And for once we're not being attacked by the papers...
"TAGGER KILLING NOW A MUSIC VIDEO"
4:00AM Saturday Feb 07, 2009. By Vaimoana Tapaleao
A new music video re-enacts the moment South Aucklander Pihema Cameron was caught tagging shortly before he was killed.
The video - to the song Brother, by South Auckland hip-hop group Smashproof - shows lookalikes acting out the scene when the 15-year-old was caught vandalising the property of businessman Bruce Emery in January last year.
Emery chased and stabbed Pihema, who bled to death. He is due to be sentenced next Friday for manslaughter.
In the video, a Maori youth wearing black is tagging a property fence when he is interrupted and chased by a chubby Pakeha man wearing spectacles.

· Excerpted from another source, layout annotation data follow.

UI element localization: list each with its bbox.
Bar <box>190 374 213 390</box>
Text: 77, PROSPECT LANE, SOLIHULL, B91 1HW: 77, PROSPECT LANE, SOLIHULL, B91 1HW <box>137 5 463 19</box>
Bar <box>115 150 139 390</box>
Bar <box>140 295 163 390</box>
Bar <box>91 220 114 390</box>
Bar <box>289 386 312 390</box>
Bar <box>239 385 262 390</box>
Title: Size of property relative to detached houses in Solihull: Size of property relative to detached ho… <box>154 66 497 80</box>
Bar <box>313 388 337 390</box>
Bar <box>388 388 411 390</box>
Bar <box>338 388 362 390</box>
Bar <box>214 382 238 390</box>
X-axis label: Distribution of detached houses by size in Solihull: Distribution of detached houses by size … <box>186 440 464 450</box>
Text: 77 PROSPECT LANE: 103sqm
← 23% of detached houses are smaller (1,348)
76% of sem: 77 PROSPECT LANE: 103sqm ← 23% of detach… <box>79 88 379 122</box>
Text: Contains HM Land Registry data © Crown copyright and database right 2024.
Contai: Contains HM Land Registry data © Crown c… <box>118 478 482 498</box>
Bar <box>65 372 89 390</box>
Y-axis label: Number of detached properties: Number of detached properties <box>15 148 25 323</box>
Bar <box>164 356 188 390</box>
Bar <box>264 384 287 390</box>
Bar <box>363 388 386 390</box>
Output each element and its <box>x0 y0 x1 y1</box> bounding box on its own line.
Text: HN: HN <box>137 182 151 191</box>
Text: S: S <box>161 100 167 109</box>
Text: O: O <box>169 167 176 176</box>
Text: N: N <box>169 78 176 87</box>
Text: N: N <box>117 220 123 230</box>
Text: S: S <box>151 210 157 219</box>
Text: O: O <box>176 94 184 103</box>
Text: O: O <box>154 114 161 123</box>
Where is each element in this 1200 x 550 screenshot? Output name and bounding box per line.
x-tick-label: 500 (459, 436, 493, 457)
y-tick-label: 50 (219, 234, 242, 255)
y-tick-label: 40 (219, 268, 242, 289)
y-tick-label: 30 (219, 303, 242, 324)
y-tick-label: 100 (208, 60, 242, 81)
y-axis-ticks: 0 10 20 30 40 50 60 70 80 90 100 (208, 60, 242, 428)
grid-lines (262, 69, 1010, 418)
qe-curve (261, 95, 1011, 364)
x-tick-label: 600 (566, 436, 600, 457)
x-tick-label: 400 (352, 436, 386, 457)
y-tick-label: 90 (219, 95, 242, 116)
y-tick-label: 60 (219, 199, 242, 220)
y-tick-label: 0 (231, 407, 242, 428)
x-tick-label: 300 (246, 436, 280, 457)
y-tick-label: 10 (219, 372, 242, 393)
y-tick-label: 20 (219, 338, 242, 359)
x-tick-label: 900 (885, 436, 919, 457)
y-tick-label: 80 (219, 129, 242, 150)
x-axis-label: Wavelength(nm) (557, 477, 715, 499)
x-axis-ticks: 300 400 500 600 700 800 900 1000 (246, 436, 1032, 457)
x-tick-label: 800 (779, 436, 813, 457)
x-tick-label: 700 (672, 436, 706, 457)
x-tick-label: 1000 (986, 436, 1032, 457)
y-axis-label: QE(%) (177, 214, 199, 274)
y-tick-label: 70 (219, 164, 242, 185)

The man grabs the teenager and struggles with him, before the camera cuts away. In the background, rapper Tyree says: "Man, take away a kid's life just because he tagged? Damn."
The song, which features singer Gin Wigmore, deals with social issues in South Auckland, including criminal activity, drug dealing and gang affiliation.

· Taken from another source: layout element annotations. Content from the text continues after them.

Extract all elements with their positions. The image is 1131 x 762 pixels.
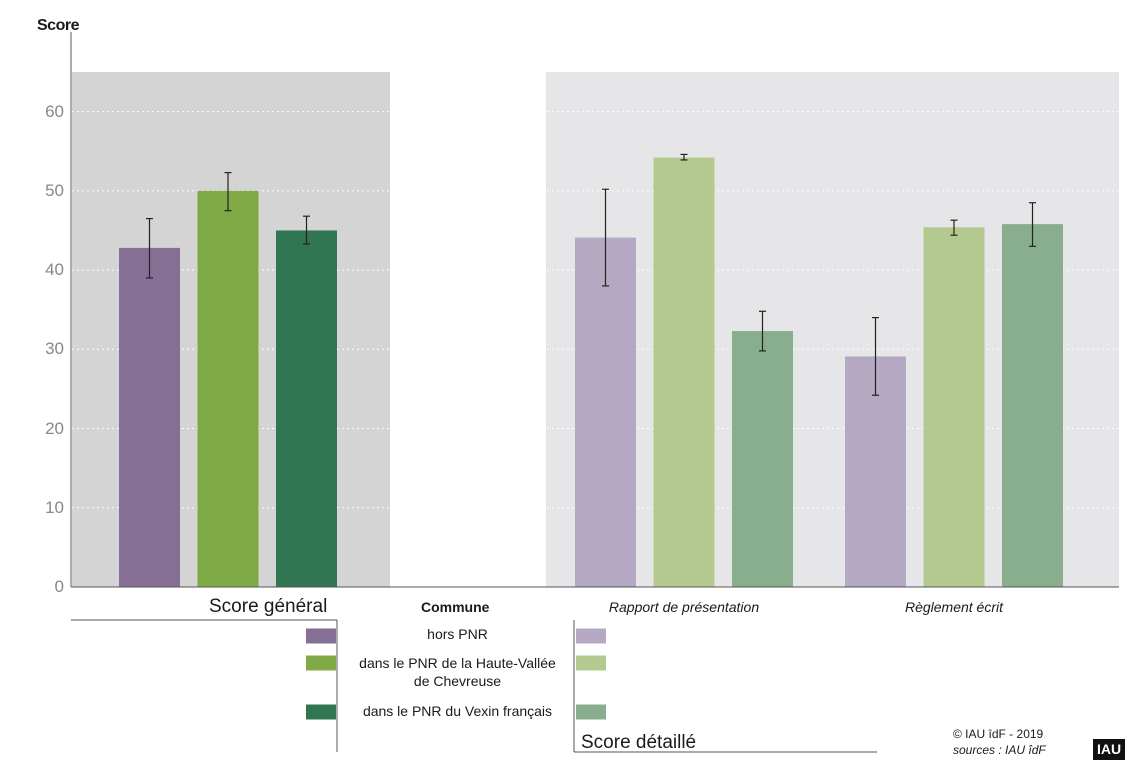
- score-detaille-label: Score détaillé: [581, 732, 697, 753]
- legend-swatch-general: [306, 704, 336, 720]
- legend-swatch-general: [306, 655, 336, 671]
- legend-swatch-detailed: [576, 628, 606, 644]
- bar: [197, 190, 259, 587]
- group-label: Rapport de présentation: [608, 599, 760, 615]
- y-tick-label: 0: [54, 577, 64, 596]
- y-tick-label: 20: [45, 418, 64, 438]
- bar: [1002, 224, 1063, 587]
- legend-label-chevreuse: dans le PNR de la Haute-Vallée: [359, 655, 556, 671]
- y-tick-label: 60: [45, 101, 64, 121]
- score-general-label: Score général: [209, 596, 328, 617]
- legend-swatch-general: [306, 628, 336, 644]
- iau-logo: IAU: [1093, 739, 1125, 760]
- legend-swatch-detailed: [576, 704, 606, 720]
- y-axis-title: Score: [37, 17, 79, 34]
- bar: [119, 247, 180, 587]
- legend-swatch-detailed: [576, 655, 606, 671]
- y-tick-label: 50: [45, 180, 64, 200]
- bar: [575, 237, 636, 588]
- sources-text: sources : IAU îdF: [953, 743, 1046, 757]
- legend-label-vexin: dans le PNR du Vexin français: [362, 703, 553, 719]
- bar: [923, 227, 985, 588]
- legend-title: Commune: [421, 599, 490, 615]
- legend-label-chevreuse-line2: de Chevreuse: [413, 673, 502, 689]
- y-tick-label: 40: [45, 260, 64, 280]
- y-tick-label: 30: [45, 339, 64, 359]
- legend-label-hors-pnr: hors PNR: [427, 626, 488, 642]
- y-tick-label: 10: [45, 497, 64, 517]
- copyright-text: © IAU îdF - 2019: [953, 727, 1044, 741]
- group-label: Règlement écrit: [904, 599, 1004, 615]
- bar: [653, 157, 715, 588]
- bar: [276, 230, 337, 587]
- bar: [732, 331, 793, 587]
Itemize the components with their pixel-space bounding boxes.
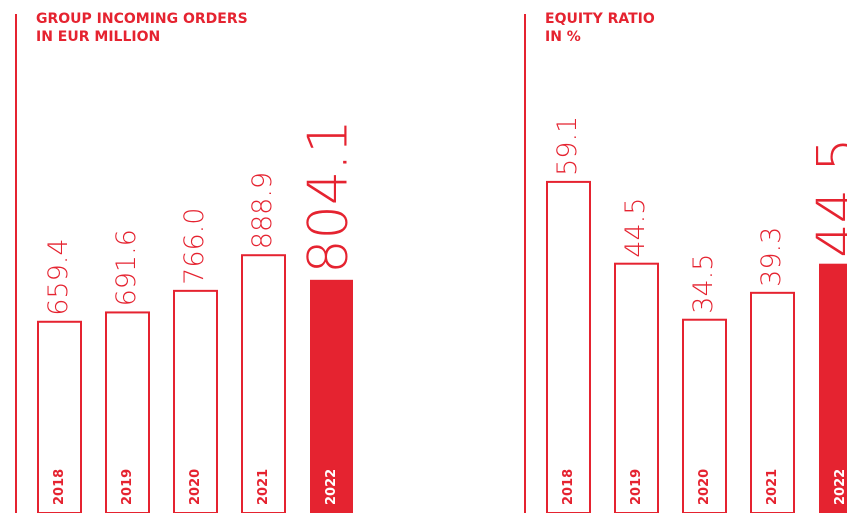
chart-title: GROUP INCOMING ORDERS — [36, 11, 248, 27]
value-label: 34.5 — [688, 254, 719, 314]
value-label: 44.5 — [805, 137, 847, 257]
x-tick-label: 2018 — [52, 469, 67, 505]
value-label: 39.3 — [756, 227, 787, 287]
bar — [105, 311, 150, 513]
bar — [546, 180, 591, 513]
value-label: 691.6 — [111, 229, 142, 306]
value-label: 804.1 — [296, 119, 359, 274]
value-label: 59.1 — [552, 116, 583, 176]
x-tick-label: 2019 — [629, 469, 644, 505]
chart-subtitle: IN % — [545, 29, 581, 45]
chart-title: EQUITY RATIO — [545, 11, 655, 27]
bar — [750, 291, 795, 513]
x-tick-label: 2021 — [256, 469, 271, 505]
value-label: 766.0 — [179, 208, 210, 285]
bar — [310, 279, 353, 513]
x-tick-label: 2018 — [561, 469, 576, 505]
x-tick-label: 2019 — [120, 469, 135, 505]
value-label: 44.5 — [620, 198, 651, 258]
value-label: 888.9 — [247, 172, 278, 249]
x-tick-label: 2022 — [324, 469, 339, 505]
bar — [614, 262, 659, 513]
x-tick-label: 2022 — [833, 469, 847, 505]
bar — [682, 318, 727, 513]
x-tick-label: 2020 — [188, 469, 203, 505]
x-tick-label: 2021 — [765, 469, 780, 505]
x-tick-label: 2020 — [697, 469, 712, 505]
value-label: 659.4 — [43, 238, 74, 315]
bar — [241, 254, 286, 513]
bar — [819, 263, 847, 513]
chart-subtitle: IN EUR MILLION — [36, 29, 160, 45]
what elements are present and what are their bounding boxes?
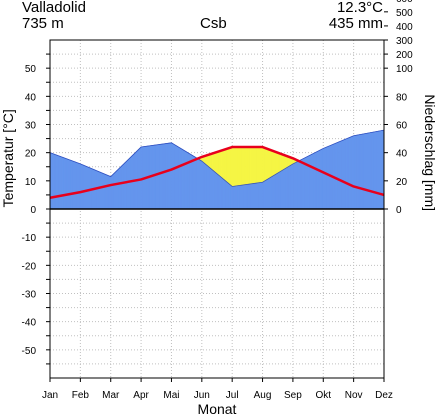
- month-tick-label: Okt: [315, 390, 331, 401]
- temperature-tick-label: -40: [22, 318, 37, 329]
- precipitation-tick-label: 100: [396, 64, 413, 75]
- precipitation-tick-label: 500: [396, 8, 413, 19]
- precipitation-tick-label: 300: [396, 36, 413, 47]
- precipitation-tick-label: 400: [396, 22, 413, 33]
- mean-annual-temperature: 12.3°C: [336, 0, 383, 16]
- month-tick-label: Aug: [254, 390, 272, 401]
- annual-precipitation: 435 mm: [328, 15, 383, 32]
- temperature-tick-label: -50: [22, 346, 37, 357]
- left-axis-title: Temperatur [°C]: [0, 109, 16, 207]
- station-altitude: 735 m: [22, 15, 64, 32]
- fill-layer: [49, 129, 385, 210]
- month-tick-label: Mai: [163, 390, 179, 401]
- precipitation-tick-label: 20: [396, 177, 408, 188]
- axis-layer: [46, 11, 388, 382]
- station-name: Valladolid: [22, 0, 86, 16]
- temperature-tick-label: -10: [22, 233, 37, 244]
- temperature-tick-label: 30: [25, 121, 37, 132]
- temperature-tick-label: 50: [25, 64, 37, 75]
- x-axis-title: Monat: [198, 401, 237, 417]
- month-tick-label: Jul: [226, 390, 239, 401]
- right-axis-title: Niederschlag [mm]: [422, 94, 438, 211]
- month-tick-label: Jan: [42, 390, 58, 401]
- temperature-line: [49, 145, 385, 199]
- precipitation-tick-label: 0: [396, 205, 402, 216]
- precipitation-tick-label: 80: [396, 92, 408, 103]
- precipitation-tick-label: 200: [396, 50, 413, 61]
- month-tick-label: Mar: [102, 390, 120, 401]
- month-tick-label: Apr: [133, 390, 149, 401]
- precipitation-tick-label: 40: [396, 149, 408, 160]
- month-tick-label: Sep: [284, 390, 302, 401]
- line-layer: [49, 129, 385, 210]
- month-tick-label: Feb: [72, 390, 90, 401]
- temperature-tick-label: 10: [25, 177, 37, 188]
- temperature-tick-label: -30: [22, 290, 37, 301]
- climate-classification: Csb: [200, 15, 227, 32]
- month-tick-label: Dez: [375, 390, 393, 401]
- temperature-tick-label: -20: [22, 261, 37, 272]
- month-tick-label: Jun: [194, 390, 210, 401]
- temperature-tick-label: 40: [25, 92, 37, 103]
- precipitation-tick-label: 60: [396, 121, 408, 132]
- month-tick-label: Nov: [345, 390, 363, 401]
- temperature-tick-label: 20: [25, 149, 37, 160]
- precipitation-line: [49, 129, 385, 187]
- temperature-tick-label: 0: [30, 205, 36, 216]
- precipitation-tick-label: 600: [396, 0, 413, 5]
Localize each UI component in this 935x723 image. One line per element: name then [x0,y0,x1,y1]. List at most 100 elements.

Director Chris Graham said recreating the scene - which had the potential to be sensitive for some - was important to fully illustrate the seriousness of the incident.
"You have to do justice to a song with such strong issues ... You had some people saying that kid deserved it and others saying he didn't. We consciously wanted to provoke thought and to reopen dialogue."
Mr Graham said the group, consisting of Tyree and fellow South Auckland-raised rappers Young Sid and Deach, wanted to "shine a light" on an incident that many people had debated without understanding what it was like to live in South Auckland.
"It was really important to get people thinking. People can look and listen to it and either relate to it or - if you're at the other end of the spectrum - to consider what's happening around them."
Pihema Cameron's mother, Leanne, said she had yet to see the video but supported using the incident to highlight local issues.
"I heard about it and my daughter said it was okay. Seeing [musicians'] views through that - those kids are pointing out and expressing their views - good on them."
She hoped Emery would see it, saying: "He gets fame in a different way - good."
Emery's lawyer, Chris Comesky, said the video had the potential to cause disorder, with people acting "unfavourably" towards his client as a result. However, given that the scene was being used in an artistic context that highlighted social issues, it was fair.
"If it's a fair portrayal then I'd be the first person to say I wouldn't have a problem with it. After all, it was sort of a landmark case in New Zealand, so if it provokes people to think about particular issues - crime and how life can easily be taken - then that's a good thing."